Numpy’s arrays are a new type of object. There are similar to lists, but optimised for mathematical computations. Notably, they can be multidimensional (i.e. you can use a[i,j] notation). You can learn more about arrays in the documents http://www.pallier.org/cours/AIP2013/python4science.pdf and http://wiki.scipy.org/Tentative_NumPy_Tutorial.

Here is another example:

```
a = np.zeros((200,200))
for i in range(200):
a[i, i] = 1
plt.imshow(a, cmap=plt.cm.gray, interpolation='nearest')
plt.show()
a[0:200:2,] = 1
plt.imshow(a, cmap=plt.cm.gray, interpolation='nearest')
plt.show()
```

Each dot is now associated to an integer value, e.g. ranging from 0 to 255 for 8-bits codes, coding for a grey level (smaller=darker). Each dot needs one byte.
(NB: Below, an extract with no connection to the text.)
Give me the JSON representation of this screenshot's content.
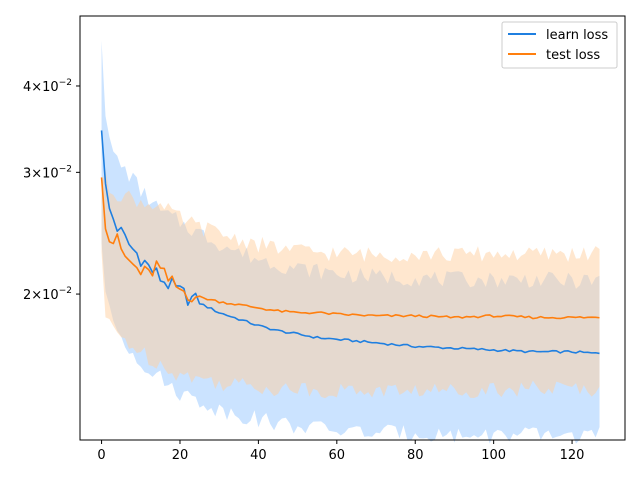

How large is the file for an image 1024x768 pixels with 256 grey levels?

The following code displays an image:

```
import scipy.misc
l = scipy.misc.lena()
plt.imshow(l, cmap=plt.cm.gray)
plt.show()
```

This code runs a low pass (averaging) filter on it:

```
import scipy.ndimage
bl = scipy.ndimage.gaussian_filter(l, 3)
plt.imshow(bl, cmap=plt.cm.gray)
plt.show()
```

**Edge detector** It is easy to implement an edge detector with a neural network. See https://courses.cit.cornell.edu/bionb2220/UnderstandingLateralInhibition.html.

Using the `ndimage.convolve`

function, apply the following filters to the image and diplay the results.

```
kernel1 = np.array([[-1, -1, -1],
[-1, 8, -1],
[-1, -1, -1]])
bl=scipy.ndimage.convolve(l,kernel1)
plt.imshow(bl, cmap=plt.cm.gray)
plt.show()
kernel2 = np.array([[-1, -1, -1, -1, -1],
[-1, 1, 2, 1, -1],
[-1, 2, 4, 2, -1],
[-1, 1, 2, 1, -1],
[-1, -1, -1, -1, -1]])
bl=scipy.ndimage.convolve(l,kernel2)
plt.imshow(bl, cmap=plt.cm.gray)
plt.show()
```

More manipulations are available at http://scipy-lectures.github.io/advanced/image_processing/.

Each dot is now associated to three bytes, representing the Red, Gree and Blue intensities (see http://www.colorpicker.com/).

How large is the file for a 1024x768 RGB image?

Exercice: What are the RGB triplets for BLACK, WHITE, RED, YELLOW?